Currently, NFL players are tested for symptoms of concussion by team medical staff alongside independent neurotrauma consultants before they are allowed to return to play. Any player who loses consciousness is barred from returning on that day, a league spokesman confirmed.
The NFL has had a number of run-ins with Hollywood over the years.
The 2003 ESPN drama “Playmakers” lasted just one season before former league commissioner Paul Tagliabue rang ex-Disney head Michael Eisner to complain of the subject matter depicted in the fictional league (drugs, domestic violence, paralysis, homosexuality, to name a few), according to the New York Times.
Tagliabue deemed the show ”one-dimensional and traded in racial stereotypes, and I didn’t think that was either appropriate for ESPN or right for our players.”

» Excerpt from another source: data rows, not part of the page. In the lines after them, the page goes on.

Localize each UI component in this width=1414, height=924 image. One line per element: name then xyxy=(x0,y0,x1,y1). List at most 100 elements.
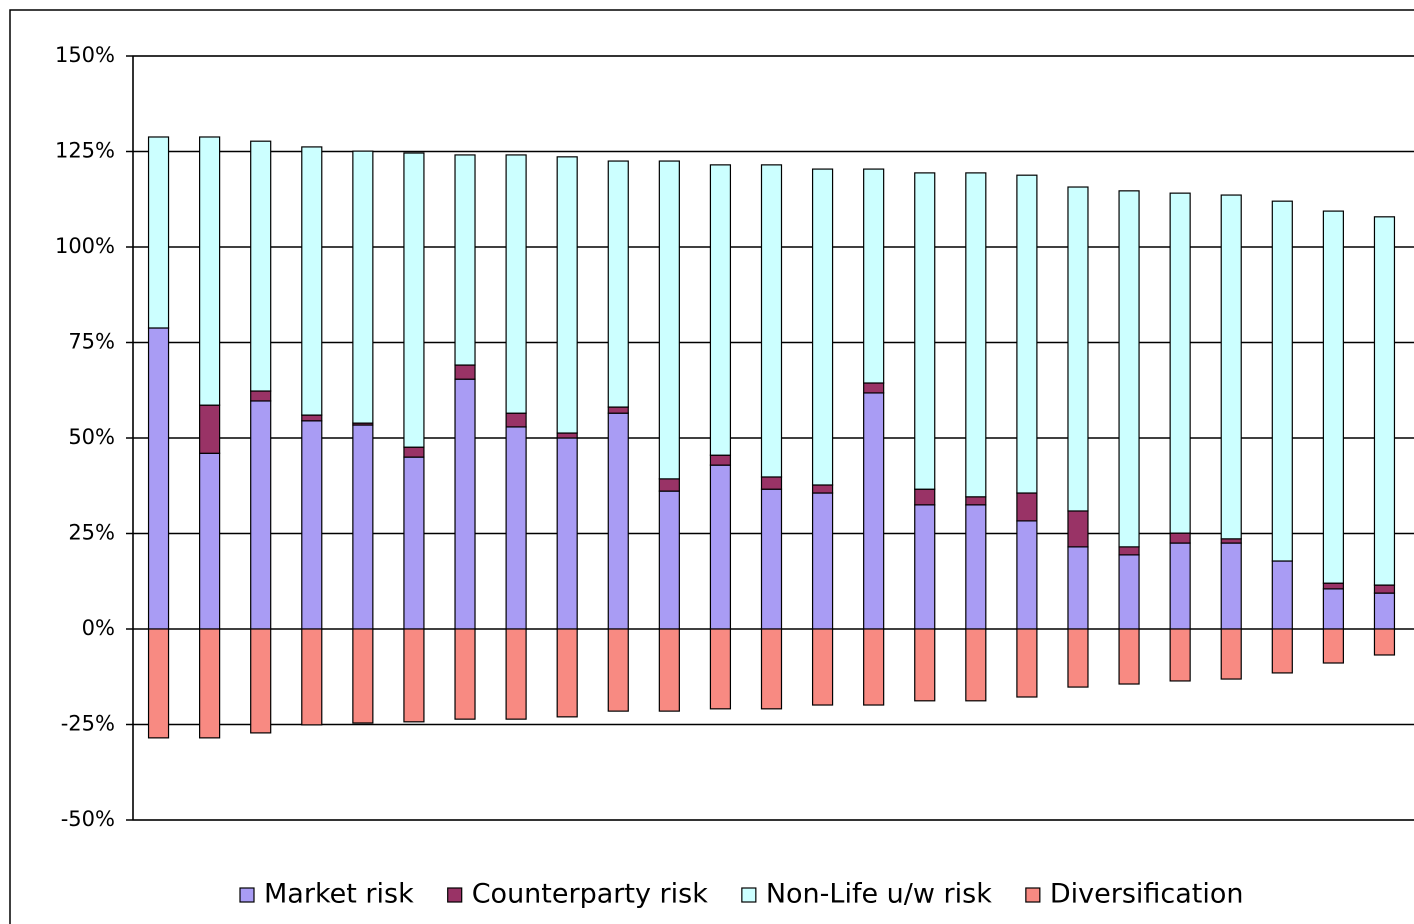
bar-segment xyxy=(403,628,425,723)
bar-segment xyxy=(965,628,987,702)
bar-segment xyxy=(403,152,425,448)
y-tick-label: 150% xyxy=(55,43,115,67)
bar-segment xyxy=(1322,582,1344,590)
bar-segment xyxy=(454,378,476,630)
bar-segment xyxy=(1373,216,1396,586)
bar-segment xyxy=(709,628,732,710)
bar-segment xyxy=(556,628,578,718)
bar-segment xyxy=(505,412,527,428)
bar-segment xyxy=(147,136,170,329)
bar-segment xyxy=(454,154,476,366)
legend: Market risk Counterparty risk Non-Life u/w… xyxy=(239,879,1244,910)
bar-segment xyxy=(914,628,936,702)
bar-segment xyxy=(1067,628,1089,688)
bar-segment xyxy=(1220,538,1242,544)
bar-segment xyxy=(863,382,885,394)
bar-segment xyxy=(1118,546,1140,556)
bar-segment xyxy=(199,452,221,630)
bar-segment xyxy=(709,454,732,466)
bar-segment xyxy=(1322,210,1344,584)
bar-segment xyxy=(1322,628,1344,664)
bar-segment xyxy=(811,484,834,494)
legend-swatch xyxy=(447,887,463,903)
bar-segment xyxy=(199,404,221,454)
bar-segment xyxy=(1373,592,1396,630)
bar-segment xyxy=(1016,174,1038,494)
bar-segment xyxy=(301,628,323,726)
bar-segment xyxy=(147,628,170,739)
bar-segment xyxy=(607,628,629,712)
bar-segment xyxy=(556,432,578,439)
bar-segment xyxy=(1169,542,1191,630)
bar-segment xyxy=(811,628,834,706)
bar-segment xyxy=(1220,194,1242,540)
bar-segment xyxy=(505,426,527,630)
bar-segment xyxy=(1271,628,1293,674)
bar-segment xyxy=(1067,510,1089,548)
bar-segment xyxy=(1067,186,1089,512)
bar-segment xyxy=(147,327,170,630)
bar-segment xyxy=(863,392,885,630)
bar-segment xyxy=(199,628,221,739)
legend-label: Non-Life u/w risk xyxy=(766,879,992,910)
bar-segment xyxy=(760,628,783,710)
bar-segment xyxy=(658,490,680,630)
bar-segment xyxy=(352,628,374,724)
bar-segment xyxy=(556,437,578,630)
bar-segment xyxy=(760,164,783,478)
bar-segment xyxy=(760,488,783,630)
bar-segment xyxy=(1118,628,1140,685)
legend-label: Diversification xyxy=(1050,879,1244,910)
y-tick-label: 50% xyxy=(68,425,115,449)
bar-segment xyxy=(454,628,476,720)
bar-segment xyxy=(1271,200,1293,562)
bar-segment xyxy=(250,400,272,630)
y-tick-label: 75% xyxy=(68,330,115,354)
y-tick-label: 0% xyxy=(82,616,115,640)
bar-segment xyxy=(250,390,272,402)
legend-swatch xyxy=(239,887,255,903)
bar-segment xyxy=(1067,546,1089,630)
bar-segment xyxy=(811,168,834,486)
bar-segment xyxy=(1169,532,1191,544)
y-tick-label: 125% xyxy=(55,139,115,163)
bar-segment xyxy=(914,488,936,506)
y-tick-label: -50% xyxy=(61,807,115,831)
bar-segment xyxy=(1220,542,1242,630)
bar-segment xyxy=(199,136,221,406)
bar-segment xyxy=(250,628,272,734)
bar-segment xyxy=(1016,628,1038,698)
bar-segment xyxy=(352,424,374,630)
bar-segment xyxy=(352,150,374,424)
bar-segment xyxy=(1373,584,1396,594)
bar-segment xyxy=(1322,588,1344,630)
bar-segment xyxy=(556,156,578,434)
bar-segment xyxy=(403,456,425,630)
bar-segment xyxy=(607,412,629,630)
bar-segment xyxy=(1373,628,1396,656)
bar-segment xyxy=(811,492,834,630)
bar-segment xyxy=(505,628,527,720)
bar-segment xyxy=(403,446,425,458)
bar-segment xyxy=(863,168,885,384)
bar-segment xyxy=(1016,520,1038,630)
bar-segment xyxy=(709,464,732,630)
bar-segment xyxy=(965,172,987,498)
bar-segment xyxy=(505,154,527,414)
bar-segment xyxy=(1220,628,1242,680)
bar-segment xyxy=(1271,560,1293,630)
y-tick-label: 25% xyxy=(68,521,115,545)
bar-segment xyxy=(1169,628,1191,682)
legend-swatch xyxy=(1025,887,1041,903)
bar-segment xyxy=(965,504,987,630)
bar-segment xyxy=(914,172,936,490)
bar-segment xyxy=(658,478,680,492)
bar-segment xyxy=(1169,192,1191,534)
bar-segment xyxy=(301,146,323,416)
bar-segment xyxy=(1016,492,1038,522)
y-tick-label: -25% xyxy=(61,712,115,736)
bar-segment xyxy=(914,504,936,630)
legend-label: Market risk xyxy=(264,879,414,910)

Disney is the parent company of ESPN, which has several broadcasting contracts with the NFL. Eisner decided against greenlighting the series for a second season.
“How would (Disney) like it if Minnie Mouse were portrayed as Pablo Escobar and the Magic Kingdom as a drug cartel?” Eagles owner Jeffrey Lurie told the Philadelphia Inquirer, referring to the infamous Colombian drug lord.
To a lesser degree, the 1999 Oliver Stone film “Any Given Sunday” cast a negative light on the league – mainly through a corrupt team doctor played by James Woods.
Though a few former and then-current NFL players appeared in the film (Lawrence Taylor, Terrell Owens), the league did not sanction the use of its logos.
The prevalence of head injuries is not just a hot topic in the NFL.
During the first half of soccer’s 2014 World Cup Final, Germany midfielder Christoph Kramer appeared to lose consciousness after his head collided with an Argentina player.
Clearly dazed, Kramer was treated on the pitch before reentering the match only two minutes later, ostensibly without any check for concussed symptoms.
It later emerged that Kramer had asked the referee whether he was playing in the final, before asking to swap shirts with him and attempting to step in as goalkeeper. Kramer was finally substituted 14 minutes after returning to the field of play.
Beginning last season, England’s Premier League stipulated that players who suffer head injuries must come off the field and be examined by team doctors. In the past, medically unlicensed members of staff were deemed sufficient.
Corrects to reflect NFL protocol that unaffiliated neurotrauma consultants accompany team medical staff in diagnosing on-field head injuries.